Monday, February 11, 2008
Interview with Derek Norton, Watertower Group
Last month, Los Angeles-based Watertower Group (www.watertowergroup.com) announced a new venture fund focused on $500K to $1M deals in the technology and digital media sector. The firm is geography agnostic, and invests in not just Southern California but any U.S. company. To get a better idea of the goals of the fund, and how it hopes to fill the funding gap between angel and venture capital investment, we spoke with Managing Partner Derek Norton.
Derek, tell us a little bit about the goal of your fund and target investments? Derek Norton: The idea is that there are many companies who don't need to raise more than a million dollars. These companies can be in-between institutional funding, in advance of first institutional funding, or might need $100K to $1M to prove an initiative and move a company forward to the position of raising Tier 1, institutional financing. We see so many promising entrepreneurs, who are not perfectly positioned for the venture community--perhaps because they just haven't proved enough, because they're a youner entrepreneur, or need that kind of capital and resources to help them build the business, and prepare to raise Tier 1 venture.
It sounds like you're really focused on getting your companies to the next round?
Derek Norton: Absolutely. In order to protect our capital that we invest in companies, we're doing what we've been doing for six years, which is managing fundraising on their behalf. We'll make sure the proper material is created, the road show managed, and that they get the proper meetings with the highest and most likely investors. What we found over the years, is that management teams are not particularly good at raising capital. They are good at building businesses, applications, and services. But, when it comes to capital raising, it's a distraction, and it's not a core skill set. Working with someone that has a set of relationships, understand the marketplace, and how to position a company so that they can go out and be effective with their time, energy, and resources is a big benefit to entrepreneurs out there. That's certainly been proven over the six years we've been assisting companies doing that.
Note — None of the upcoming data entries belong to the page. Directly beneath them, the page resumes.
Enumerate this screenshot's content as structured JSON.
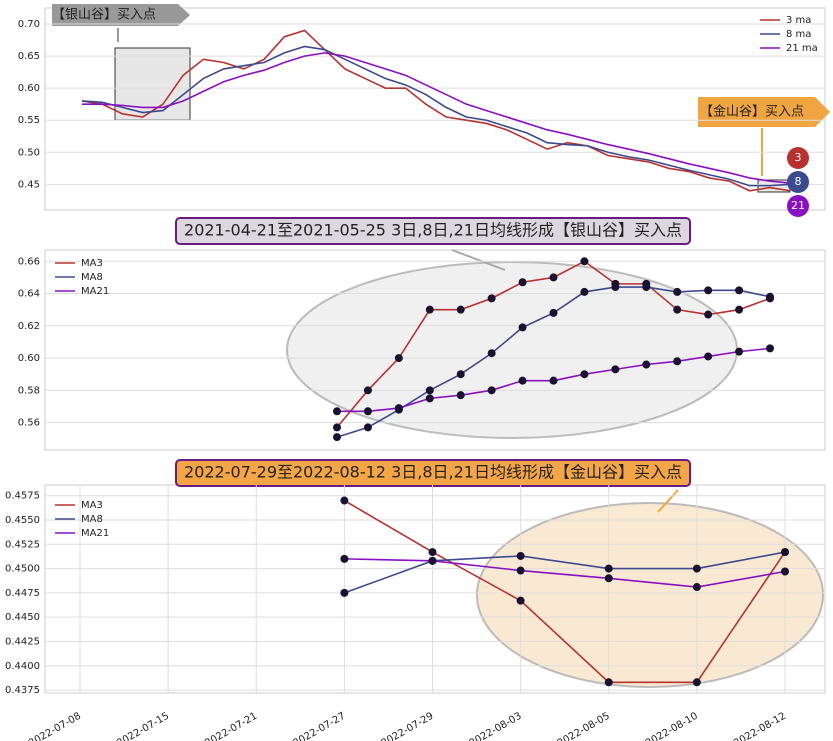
{
  "chart_data": [
    {
      "type": "line",
      "categories": [
        null,
        null,
        null,
        null,
        null,
        null,
        null,
        null,
        null,
        null,
        null,
        null,
        null,
        null,
        null,
        null,
        null,
        null,
        null,
        null,
        null,
        null,
        null,
        null,
        null,
        null,
        null,
        null,
        null,
        null,
        null,
        null,
        null,
        null,
        null,
        null
      ],
      "series": [
        {
          "name": "3 ma",
          "color": "#b8312f",
          "values": [
            0.58,
            0.575,
            0.56,
            0.555,
            0.575,
            0.62,
            0.645,
            0.64,
            0.63,
            0.645,
            0.68,
            0.69,
            0.66,
            0.63,
            0.615,
            0.6,
            0.6,
            0.575,
            0.555,
            0.55,
            0.545,
            0.535,
            0.52,
            0.505,
            0.515,
            0.51,
            0.495,
            0.49,
            0.485,
            0.475,
            0.47,
            0.46,
            0.455,
            0.44,
            0.445,
            0.44
          ]
        },
        {
          "name": "8 ma",
          "color": "#3b4a8f",
          "values": [
            0.58,
            0.578,
            0.57,
            0.562,
            0.565,
            0.59,
            0.615,
            0.63,
            0.635,
            0.64,
            0.655,
            0.665,
            0.66,
            0.645,
            0.63,
            0.615,
            0.605,
            0.59,
            0.57,
            0.555,
            0.55,
            0.54,
            0.53,
            0.515,
            0.512,
            0.51,
            0.5,
            0.493,
            0.488,
            0.48,
            0.472,
            0.465,
            0.458,
            0.448,
            0.448,
            0.45
          ]
        },
        {
          "name": "21 ma",
          "color": "#8a0fc4",
          "values": [
            0.575,
            0.575,
            0.573,
            0.57,
            0.57,
            0.58,
            0.595,
            0.61,
            0.62,
            0.628,
            0.64,
            0.65,
            0.655,
            0.65,
            0.64,
            0.63,
            0.62,
            0.605,
            0.59,
            0.575,
            0.565,
            0.555,
            0.545,
            0.535,
            0.528,
            0.52,
            0.512,
            0.505,
            0.498,
            0.49,
            0.482,
            0.475,
            0.468,
            0.46,
            0.455,
            0.452
          ]
        }
      ],
      "ylim": [
        0.41,
        0.725
      ],
      "yticks": [
        0.45,
        {
          "value": 0.5,
          "label": "0.50"
        },
        0.55,
        {
          "value": 0.6,
          "label": "0.60"
        },
        0.65,
        {
          "value": 0.7,
          "label": "0.70"
        }
      ],
      "grid": true,
      "legend": "upper right",
      "annotations": [
        "【银山谷】买入点",
        "【金山谷】买入点"
      ],
      "badges": [
        "3",
        "8",
        "21"
      ]
    },
    {
      "type": "line",
      "title": "2021-04-21至2021-05-25 3日,8日,21日均线形成【银山谷】买入点",
      "categories": [
        null,
        null,
        null,
        null,
        null,
        null,
        null,
        null,
        null,
        null,
        null,
        null,
        null,
        null,
        null
      ],
      "series": [
        {
          "name": "MA3",
          "color": "#b8312f",
          "values": [
            0.557,
            0.58,
            0.6,
            0.63,
            0.63,
            0.637,
            0.647,
            0.65,
            0.66,
            0.646,
            0.646,
            0.63,
            0.627,
            0.63,
            0.637
          ]
        },
        {
          "name": "MA8",
          "color": "#3b4a8f",
          "values": [
            0.551,
            0.557,
            0.568,
            0.58,
            0.59,
            0.603,
            0.619,
            0.628,
            0.641,
            0.644,
            0.644,
            0.641,
            0.642,
            0.642,
            0.638
          ]
        },
        {
          "name": "MA21",
          "color": "#8a0fc4",
          "values": [
            0.567,
            0.567,
            0.569,
            0.575,
            0.577,
            0.58,
            0.586,
            0.586,
            0.59,
            0.593,
            0.596,
            0.598,
            0.601,
            0.604,
            0.606
          ]
        }
      ],
      "ylim": [
        0.543,
        0.667
      ],
      "yticks": [
        0.56,
        0.58,
        {
          "value": 0.6,
          "label": "0.60"
        },
        0.62,
        0.64,
        0.66
      ],
      "grid": true,
      "legend": "upper left"
    },
    {
      "type": "line",
      "title": "2022-07-29至2022-08-12 3日,8日,21日均线形成【金山谷】买入点",
      "categories": [
        "2022-07-08",
        "2022-07-15",
        "2022-07-21",
        "2022-07-27",
        "2022-07-29",
        "2022-08-03",
        "2022-08-05",
        "2022-08-10",
        "2022-08-12"
      ],
      "series": [
        {
          "name": "MA3",
          "color": "#b8312f",
          "values": [
            null,
            null,
            null,
            0.457,
            0.4517,
            0.4467,
            0.4383,
            0.4383,
            0.4517
          ]
        },
        {
          "name": "MA8",
          "color": "#3b4a8f",
          "values": [
            null,
            null,
            null,
            0.4475,
            0.4508,
            0.4513,
            0.45,
            0.45,
            0.4517
          ]
        },
        {
          "name": "MA21",
          "color": "#8a0fc4",
          "values": [
            null,
            null,
            null,
            0.451,
            0.4508,
            0.4498,
            0.449,
            0.4481,
            0.4497
          ]
        }
      ],
      "ylim": [
        0.4372,
        0.4586
      ],
      "yticks": [
        0.4375,
        {
          "value": 0.44,
          "label": "0.4400"
        },
        0.4425,
        {
          "value": 0.445,
          "label": "0.4450"
        },
        0.4475,
        {
          "value": 0.45,
          "label": "0.4500"
        },
        0.4525,
        {
          "value": 0.455,
          "label": "0.4550"
        },
        0.4575
      ],
      "grid": true,
      "legend": "upper left"
    }
  ]
}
What's the background on Watertower, and why did you decide to start the fund?
Derek Norton: Having assisted portfolio companies in raising capital, we were seeing first hand how difficult that process is, and that management could really benefit from our platform, our relationships, and skill sets in raising capital. The model we've always employed is a retained and success-based model. Success was a blend of cash and equity. The reason we went for a fund is two-fold. One, it was to increase our equity positions in companies we either directly invest in and work with, and two, we just saw a void in the marketplace for this size of capital and focused on our specific markets.
Talk about the markets you are focused on?
Derek Norton: We're investing in technology companies that are touching or impacting music, digital media, and consumer internet.
Have you made any investments out of the fund yet?
Derek Norton: We have made three investments. One was made in advance of the announcement of the fund, LX Networks, which was just acquired by NBC. The other two have not been made public yet. We have three more deals in the pipe.
The response from entrepreneurs has been overwhelming, in a sense. People have found us, but we've seen a continual opportunity in the marketplace for companies who don't need a lot of capital. Those companies don't need to raise a $3-5 million Series A venture round--it's too much capital for the company. Or, the company is just at a stage where they need a little capital to prove a significant milestone before Tier 1 venture, before raising that $3 to $5M.
It seems that companies aren't needing as much capital nowadays to start?
Derek Norton: Yes, that's the genesis behind the fund. Frankly, there are companies that don't need to raise that much capital, an investment of $1M or $500K can put them in profitable territory.
Is that particularly true in the New Media and Internet area?
Derek Norton: The barriers to creating a company have been lowered. The ability to outsource servers and high cost infrastructure has enabled entrepreneurs to get creative, and build businesses -- not just products -- with much less capital than was required five or six years ago. We're seeing that trend happen across a number of areas, not just in digital media, but in the consumer internet as well as some technology companies.
You've been plugged into this market for awhile, and it seems we may be finally seeing a convergence between the media and Internet industry. What are your thoughts on this area?
Derek Norton: We're certainly seeing that the novelty factor has worn off for consumers--the ability to access new media through broadband is the norm. And, it's not going to go backwards, the next few years it will grow in terms of adoption. The WGA strike has also been another help in fostering this among consumers--the idea that they can't get anything new on TV, has driven them to more broadband media experiences. I don't think they're going to go back after the strike, and I think those numbers will continue to grow. It's an opportunity for investment, and a growth area. When I say effective, what I mean is that new technology offers a new means to reach consumers with advertising, that's measurable, and will be much more effective than in the past.
However, I think that the challenge moving forward in this sector -- by which I mean consumer Internet-type businesses focused on digital media -- is that we have an overabundance of venture backed companies. Many of them are chasing the same consumers, with a similar, or nearly identical product. Their business models don't account for the number of advertisers out there, and I think too many people think that ad dollars are infinite, when in fact they're very finite. I think we'll see some people evaluating the effectiveness and CPMs they are paying on certain sites. I see a little bit of a challenge over the next 18-24 months, and that some attrition will happen, through a weeding out process, and the me-too companies will go away.